According to our counterfactual predictions, setting up a nationwide database of patient feedback encourages doctors to switch from traditional NSAIDs to Cox-2s, but increasing Medline publications about Cox-2s steals market share away from Cox-2s. This suggests that patient feedback and academic articles may reflect different dimensions of drug quality, and these two sources of information do not necessarily substitute for each other.

Despite our efforts devoted at gathering every piece of information about Cox-2, our results are subject to several limitations: first of all, the patient diary data do not contain doctor identities and only represents a sample of all the Cox-2 patients. Both tend to undermine our ability to precisely estimate how doctors learn across patients.
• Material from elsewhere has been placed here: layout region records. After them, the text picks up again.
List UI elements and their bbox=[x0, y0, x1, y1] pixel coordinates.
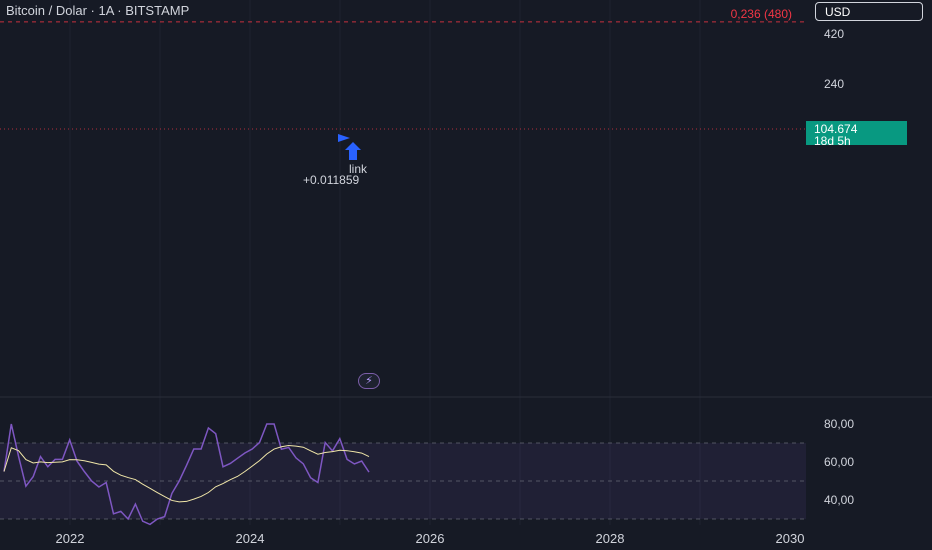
time-axis-label: 2024 bbox=[235, 531, 265, 546]
time-axis-label: 2026 bbox=[415, 531, 445, 546]
price-axis-label: 420 bbox=[824, 26, 845, 41]
annotation-value: +0.011859 bbox=[303, 173, 360, 187]
rsi-axis-label: 40,00 bbox=[824, 493, 855, 507]
drawing-annotation bbox=[338, 134, 361, 160]
rsi-panel bbox=[0, 396, 932, 526]
bar-countdown: 18d 5h bbox=[814, 134, 851, 148]
rsi-axis-label: 80,00 bbox=[824, 417, 855, 431]
annotation-arrow-right bbox=[338, 134, 350, 142]
rsi-axis-label: 60,00 bbox=[824, 455, 855, 469]
current-price-tag: 104.674 18d 5h bbox=[806, 121, 907, 148]
chart-title: Bitcoin / Dolar · 1A · BITSTAMP bbox=[6, 3, 190, 18]
time-axis-label: 2022 bbox=[55, 531, 85, 546]
annotation-arrow-up bbox=[345, 142, 361, 160]
lightning-icon[interactable]: ⚡ bbox=[358, 373, 380, 389]
fib-label: 0,236 (480) bbox=[730, 6, 792, 21]
currency-button[interactable]: USD bbox=[815, 2, 923, 21]
price-axis-label: 240 bbox=[824, 76, 845, 91]
time-axis-label: 2028 bbox=[595, 531, 625, 546]
fibonacci-levels bbox=[0, 21, 806, 130]
chart-canvas[interactable] bbox=[0, 0, 932, 550]
time-axis-label: 2030 bbox=[775, 531, 805, 546]
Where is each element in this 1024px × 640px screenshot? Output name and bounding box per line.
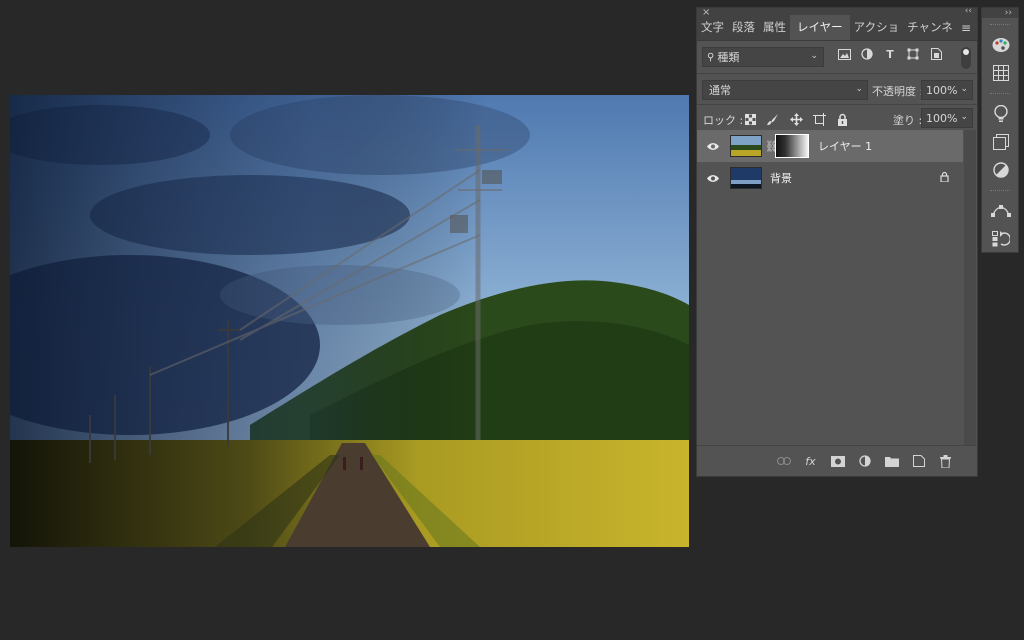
layer-row-background[interactable]: 背景: [697, 162, 963, 194]
strip-grip[interactable]: [990, 24, 1010, 28]
layers-scrollbar[interactable]: [964, 130, 976, 445]
expand-panels-icon[interactable]: ››: [982, 8, 1018, 18]
tab-layers[interactable]: レイヤー: [790, 15, 850, 40]
close-icon[interactable]: ×: [702, 7, 710, 18]
layer-filter-label: 種類: [717, 51, 740, 64]
new-layer-icon[interactable]: [911, 454, 926, 468]
blend-row: 通常 ⌄ 不透明度 : 100% ⌄: [697, 74, 977, 104]
adjustments-icon[interactable]: [982, 156, 1020, 184]
document-canvas[interactable]: [10, 95, 689, 547]
tab-paragraph[interactable]: 段落: [728, 19, 759, 40]
lock-transparent-pixels-icon[interactable]: [743, 112, 757, 126]
libraries-icon[interactable]: [982, 128, 1020, 156]
image-filter-icon[interactable]: [837, 47, 851, 61]
panel-tabs: 文字 段落 属性 レイヤー アクショ チャンネ ≡: [697, 15, 977, 41]
chevron-down-icon[interactable]: ⌄: [960, 84, 968, 94]
tab-actions[interactable]: アクショ: [850, 19, 903, 40]
collapsed-panels-strip: ››: [981, 7, 1019, 253]
tab-character[interactable]: 文字: [697, 19, 728, 40]
tab-properties[interactable]: 属性: [759, 19, 790, 40]
opacity-field[interactable]: 100% ⌄: [921, 80, 973, 100]
paths-icon[interactable]: [982, 197, 1020, 225]
layer-style-icon[interactable]: fx: [803, 454, 818, 468]
fill-field[interactable]: 100% ⌄: [921, 108, 973, 128]
adjustment-filter-icon[interactable]: [860, 47, 874, 61]
chevron-down-icon: ⌄: [810, 51, 818, 61]
lock-all-icon[interactable]: [835, 112, 849, 126]
type-filter-icon[interactable]: T: [883, 47, 897, 61]
strip-grip[interactable]: [990, 93, 1010, 97]
link-layers-icon[interactable]: [776, 454, 791, 468]
layer-mask-thumbnail[interactable]: [775, 134, 809, 158]
search-icon: ⚲: [707, 51, 715, 63]
layers-panel: × ‹‹ 文字 段落 属性 レイヤー アクショ チャンネ ≡ ⚲ 種類 ⌄ T: [696, 6, 978, 477]
eye-visibility-icon[interactable]: [707, 172, 719, 184]
layer-thumbnail: [730, 135, 762, 157]
canvas-photo: [10, 95, 689, 547]
color-palette-icon[interactable]: [982, 31, 1020, 59]
eye-visibility-icon[interactable]: [707, 140, 719, 152]
panel-menu-icon[interactable]: ≡: [961, 21, 971, 35]
history-icon[interactable]: [982, 225, 1020, 253]
tab-channels[interactable]: チャンネ: [903, 19, 957, 40]
fill-value: 100%: [926, 111, 958, 125]
shape-filter-icon[interactable]: [906, 47, 920, 61]
layers-bottom-toolbar: fx: [697, 445, 977, 476]
layers-list: ⛓ レイヤー 1 背景: [697, 130, 963, 445]
blend-mode-value: 通常: [709, 84, 731, 97]
lock-position-icon[interactable]: [789, 112, 803, 126]
lightbulb-icon[interactable]: [982, 100, 1020, 128]
lock-image-pixels-icon[interactable]: [766, 112, 780, 126]
layer-row-layer-1[interactable]: ⛓ レイヤー 1: [697, 130, 963, 162]
layer-filter-select[interactable]: ⚲ 種類 ⌄: [702, 47, 824, 67]
lock-row: ロック : 塗り : 100% ⌄: [697, 105, 977, 131]
strip-grip[interactable]: [990, 190, 1010, 194]
chevron-down-icon[interactable]: ⌄: [960, 112, 968, 122]
new-adjustment-layer-icon[interactable]: [857, 454, 872, 468]
layer-name: 背景: [770, 172, 792, 185]
fill-label: 塗り :: [893, 114, 923, 127]
blend-mode-select[interactable]: 通常 ⌄: [702, 80, 868, 100]
filter-toggle-switch[interactable]: [961, 47, 971, 69]
collapse-panel-icon[interactable]: ‹‹: [965, 6, 972, 16]
opacity-value: 100%: [926, 83, 958, 97]
add-mask-icon[interactable]: [830, 454, 845, 468]
lock-artboard-icon[interactable]: [812, 112, 826, 126]
smart-object-filter-icon[interactable]: [929, 47, 943, 61]
lock-label: ロック :: [703, 114, 744, 127]
filter-row: ⚲ 種類 ⌄ T: [697, 41, 977, 73]
layer-thumbnail: [730, 167, 762, 189]
swatches-grid-icon[interactable]: [982, 59, 1020, 87]
lock-icon[interactable]: [940, 171, 949, 185]
opacity-label: 不透明度 :: [872, 85, 924, 98]
new-group-icon[interactable]: [884, 454, 899, 468]
delete-layer-icon[interactable]: [938, 454, 953, 468]
chevron-down-icon: ⌄: [855, 84, 863, 94]
layer-name: レイヤー 1: [818, 140, 873, 153]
Second, our patient satisfaction data are self-reported. This does not necessarily generate a specific bias as compared to the patients’ real experiences, but it does put more weight on the symptoms that patients can observe easily and care to report to their doctors. Third, although our model of patient-drug match already incorporates heterogeneity reflected in the satisfaction data, it is possible that there remain some patient attributes observable to doctors but not to researchers. We use patient-drug random effects to control for such unobserved heterogeneity, but we might still be ignoring some sources of heterogeneity. Finally, manufacturers may advertise more in a period that they expect to have low sales, thus introducing an endogeneity problem. This suggests that the coefficients of advertising should be interpreted as the correlation between advertising and prescription choice, rather than as having a causal impact.

In summary, this is a first attempt at using actual consumer (or patient) feedback information in the context of a learning model. Future research can look at including other sources of information within the formal learning framework proposed here.